En revanche sur les sujets plus désincarnés et distanciés, d’intérêt général, leur participation est plus importante. Faire réfléchir à des pistes de solutions sur une problématique générale semble plus facile. Si cette tendance se confirmait, elle ouvrirait des perspectives concrètes pour mieux inclure la parole des hommes dans les débats et la mettre en valeur. Dans le même temps, cela confirmerait le grand intérêt des outils de démocratie en santé présents sur le web pour faire évoluer la prise en charge.
Les femmes un modèle de force morale face à la maladie ?
Tous les intervenants ont rappelé la grande attention que les femmes portent habituellement à leurs corps et la familiarité qu’elles entretiennent avec celui-ci. Anastasia Meidani rappelle que d’un point de vue social et culturel, les femmes sont très tôt engagées à suivre leur santé (grossesse, contraception) tandis que les hommes sont encouragés à intérioriser voire à nier leurs maux. Elle souligne en particulier leur relative facilité par rapport aux hommes de mettre en mot leurs maux. On peut également estimer que les femmes en phase de rémission sont plus portées à surmonter l’épreuve qu’elles ont traversée en effectuant un retour sur elles-mêmes et réévaluant les valeurs réelles qui les portent dans la vie. A. Meidani insiste sur le fait que le cancer, dans ce contexte de résilience, peut être « une ressource », voire un « gain » et non pas « une perte ». Pour elle « vivre avec la maladie » grâce à la mise en mots et une réflexion sur soi est plus enrichissant que développer une « rhétorique guerrière » contre elle.

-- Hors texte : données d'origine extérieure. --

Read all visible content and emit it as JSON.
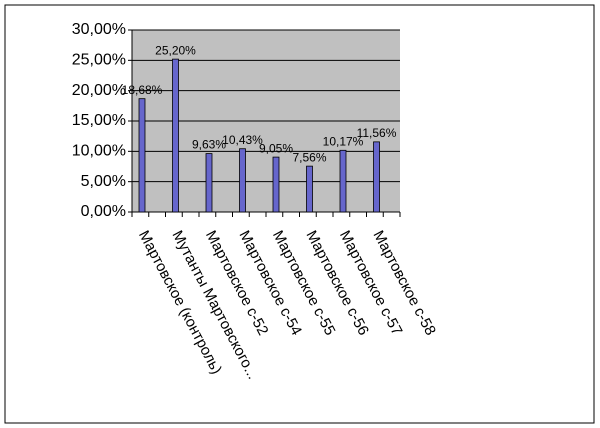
{
  "chart_data": {
    "type": "bar",
    "categories": [
      "Мартовское (контроль)",
      "Мутанты Мартовского...",
      "Мартовское с-52",
      "Мартовское с-54",
      "Мартовское с-55",
      "Мартовское с-56",
      "Мартовское с-57",
      "Мартовское с-58"
    ],
    "values": [
      18.68,
      25.2,
      9.63,
      10.43,
      9.05,
      7.56,
      10.17,
      11.56
    ],
    "value_labels": [
      "18,68%",
      "25,20%",
      "9,63%",
      "10,43%",
      "9,05%",
      "7,56%",
      "10,17%",
      "11,56%"
    ],
    "color": "#6666cc",
    "ylim": [
      0,
      30
    ],
    "yticks": [
      {
        "value": 0,
        "label": "0,00%"
      },
      {
        "value": 5,
        "label": "5,00%"
      },
      {
        "value": 10,
        "label": "10,00%"
      },
      {
        "value": 15,
        "label": "15,00%"
      },
      {
        "value": 20,
        "label": "20,00%"
      },
      {
        "value": 25,
        "label": "25,00%"
      },
      {
        "value": 30,
        "label": "30,00%"
      }
    ],
    "grid": true
  }
}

Il y a toutefois un domaine dans lequel les femmes ont été d’emblée et longtemps exclues : l’inclusion dans les essais cliniques. L’industrie pharmaceutique estimait en effet que les variations hormonales des femmes entraînait des risques d’hétérogénéités dans les données recueillies. Ce n’est que récemment (une quinzaine d’années en Europe, une trentaine aux Etats-Unis) qu’il est obligatoire d’inclure les femmes qui le souhaitent et qui le peuvent dans des essais cliniques. Mais encore aujourd’hui, les femmes sont moins nombreuses que les hommes à être incluses dans les essais. On invoque un manque de disponibilité des femmes, une insuffisance de volontaires, des risques de certains essais sur la fertilité… D’où là également une perte de chances, cette fois-ci au détriment des femmes.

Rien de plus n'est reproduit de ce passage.